BALADA
SWANDARU GENI
Bab IV:
Hilangnya Seorang Swandaru Geni
Babak – 18
“Berhati-hatilah,
tidak seperti kabut putih yang dimunculkan oleh Ki Agung Sedayu, asap hitam itu
mengandung racun meskipun mungkin tidak terlalu kuat akan tetapi bisa
mengganggu pernafasan kita”, - desis Kiai Garda mengingatkan.
Semua yang
mendengar perkataan Kiai Garda mengangguk, untunglah mereka sudah minum ramuan yang
diberikan Kiai Garda sehingga mudah-mudahan bisa terbebas dari ancaman asap
hitam beracun itu.
Sementara
tepat di tengah kedung itu, asap hitam yang muncul dari permukaan air semakin
lama semakin tebal serta mengeluarkan suara mendesis yang mendirikan bulu roma.

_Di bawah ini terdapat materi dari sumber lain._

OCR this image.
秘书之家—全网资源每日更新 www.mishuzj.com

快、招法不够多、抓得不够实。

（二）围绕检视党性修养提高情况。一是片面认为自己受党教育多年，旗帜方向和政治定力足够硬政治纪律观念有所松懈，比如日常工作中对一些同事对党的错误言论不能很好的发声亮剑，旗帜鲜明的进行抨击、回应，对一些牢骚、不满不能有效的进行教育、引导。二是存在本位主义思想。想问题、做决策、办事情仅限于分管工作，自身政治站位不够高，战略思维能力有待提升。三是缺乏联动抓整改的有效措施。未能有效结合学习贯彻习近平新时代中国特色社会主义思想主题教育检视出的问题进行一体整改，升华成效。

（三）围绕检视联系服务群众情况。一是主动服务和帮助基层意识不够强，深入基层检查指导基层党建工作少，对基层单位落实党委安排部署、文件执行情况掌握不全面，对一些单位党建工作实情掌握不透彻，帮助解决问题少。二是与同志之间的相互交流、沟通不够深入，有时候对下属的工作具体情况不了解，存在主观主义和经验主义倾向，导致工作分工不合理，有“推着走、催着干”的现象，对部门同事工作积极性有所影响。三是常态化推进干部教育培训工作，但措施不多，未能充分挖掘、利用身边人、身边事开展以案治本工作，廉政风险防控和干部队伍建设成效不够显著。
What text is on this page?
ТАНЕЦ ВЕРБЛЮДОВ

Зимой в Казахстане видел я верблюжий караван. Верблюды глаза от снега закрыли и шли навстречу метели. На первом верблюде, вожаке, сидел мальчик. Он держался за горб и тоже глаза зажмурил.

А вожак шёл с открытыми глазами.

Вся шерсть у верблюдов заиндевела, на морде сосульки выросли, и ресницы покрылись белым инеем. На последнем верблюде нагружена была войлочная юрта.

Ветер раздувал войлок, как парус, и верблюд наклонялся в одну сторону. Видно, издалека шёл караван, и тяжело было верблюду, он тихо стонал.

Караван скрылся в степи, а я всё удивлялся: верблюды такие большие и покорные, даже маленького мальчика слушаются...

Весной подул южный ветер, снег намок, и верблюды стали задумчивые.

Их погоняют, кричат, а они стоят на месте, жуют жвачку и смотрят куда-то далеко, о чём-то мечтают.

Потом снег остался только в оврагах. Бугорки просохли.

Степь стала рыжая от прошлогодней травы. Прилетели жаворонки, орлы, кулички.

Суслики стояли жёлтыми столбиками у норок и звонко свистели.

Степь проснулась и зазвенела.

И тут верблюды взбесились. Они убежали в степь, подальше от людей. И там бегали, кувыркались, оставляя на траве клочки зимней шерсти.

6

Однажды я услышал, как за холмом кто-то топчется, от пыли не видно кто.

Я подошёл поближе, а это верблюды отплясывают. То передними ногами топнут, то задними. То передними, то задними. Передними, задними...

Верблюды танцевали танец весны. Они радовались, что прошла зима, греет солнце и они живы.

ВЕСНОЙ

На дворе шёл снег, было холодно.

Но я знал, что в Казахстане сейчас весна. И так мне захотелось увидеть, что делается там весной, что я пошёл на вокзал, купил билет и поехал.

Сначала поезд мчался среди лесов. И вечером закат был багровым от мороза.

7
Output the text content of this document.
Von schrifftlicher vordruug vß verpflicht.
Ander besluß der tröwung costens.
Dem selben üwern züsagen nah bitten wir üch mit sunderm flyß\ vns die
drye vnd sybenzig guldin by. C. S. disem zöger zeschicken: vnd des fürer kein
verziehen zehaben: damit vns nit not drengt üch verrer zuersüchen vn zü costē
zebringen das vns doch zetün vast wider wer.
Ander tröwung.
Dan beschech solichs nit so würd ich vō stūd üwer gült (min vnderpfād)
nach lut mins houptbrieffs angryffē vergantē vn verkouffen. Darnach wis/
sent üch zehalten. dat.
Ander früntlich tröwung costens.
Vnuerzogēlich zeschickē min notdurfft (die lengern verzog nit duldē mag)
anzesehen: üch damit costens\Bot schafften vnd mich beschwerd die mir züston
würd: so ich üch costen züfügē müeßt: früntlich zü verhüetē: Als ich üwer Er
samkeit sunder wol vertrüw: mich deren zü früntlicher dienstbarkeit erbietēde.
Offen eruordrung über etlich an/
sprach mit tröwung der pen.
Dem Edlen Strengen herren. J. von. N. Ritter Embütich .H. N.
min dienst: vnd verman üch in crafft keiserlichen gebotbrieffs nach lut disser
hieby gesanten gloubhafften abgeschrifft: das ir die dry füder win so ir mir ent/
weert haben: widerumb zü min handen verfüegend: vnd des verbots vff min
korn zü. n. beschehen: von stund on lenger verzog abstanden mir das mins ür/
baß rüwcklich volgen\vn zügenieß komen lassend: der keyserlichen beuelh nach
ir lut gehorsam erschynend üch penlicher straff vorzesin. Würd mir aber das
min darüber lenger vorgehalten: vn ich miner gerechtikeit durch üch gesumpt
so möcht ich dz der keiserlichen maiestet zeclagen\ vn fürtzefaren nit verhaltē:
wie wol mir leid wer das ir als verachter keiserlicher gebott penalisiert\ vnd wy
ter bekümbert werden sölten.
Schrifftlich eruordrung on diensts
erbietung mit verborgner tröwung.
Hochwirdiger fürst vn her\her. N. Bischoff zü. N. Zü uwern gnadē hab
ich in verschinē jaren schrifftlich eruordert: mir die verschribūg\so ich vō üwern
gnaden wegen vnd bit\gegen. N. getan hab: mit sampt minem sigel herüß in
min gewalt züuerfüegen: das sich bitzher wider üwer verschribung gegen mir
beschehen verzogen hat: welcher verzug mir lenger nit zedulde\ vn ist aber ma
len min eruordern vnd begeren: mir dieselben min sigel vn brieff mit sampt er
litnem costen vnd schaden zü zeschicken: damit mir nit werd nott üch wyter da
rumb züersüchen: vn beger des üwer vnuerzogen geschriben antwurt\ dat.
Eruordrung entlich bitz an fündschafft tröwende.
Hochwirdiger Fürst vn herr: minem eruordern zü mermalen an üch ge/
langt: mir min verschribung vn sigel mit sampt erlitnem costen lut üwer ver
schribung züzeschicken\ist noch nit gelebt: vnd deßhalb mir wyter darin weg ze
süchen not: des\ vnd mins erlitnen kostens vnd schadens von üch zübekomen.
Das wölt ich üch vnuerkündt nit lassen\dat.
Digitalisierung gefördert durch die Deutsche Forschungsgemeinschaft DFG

Asap itu menyebar ke seluruh permukaan sungai seolah ia sedang menyapu dan hendak membuat
sebuah alas yang sangat lebar dan luas sebelum bergerak naik ke atas.
Ternyata
yang terjadi kemudian adalah sesuai perkiraan. Setelah menyebar ke seluruh
permukaan kedung, asap hitam yang semakin menebal itu dengan cepat naik ke atas
serta menimbulkan suara mendesis yang semakin keras. Selain naik ke atas asap
itu juga bergerak ke tengah kedung seolah hendak mengapit serta menghimpit kabut
putih yang masih saja berputaran di tengah kedung itu.
Suasana
siang di tepian sungai Belehan itu kini berubah menjadi sangat menyeramkan. Sinar
matahari yang terik seolah terhalang dan
terabaikan oleh hadirnya kabut putih dan asap hitam yang kini saling bertarung.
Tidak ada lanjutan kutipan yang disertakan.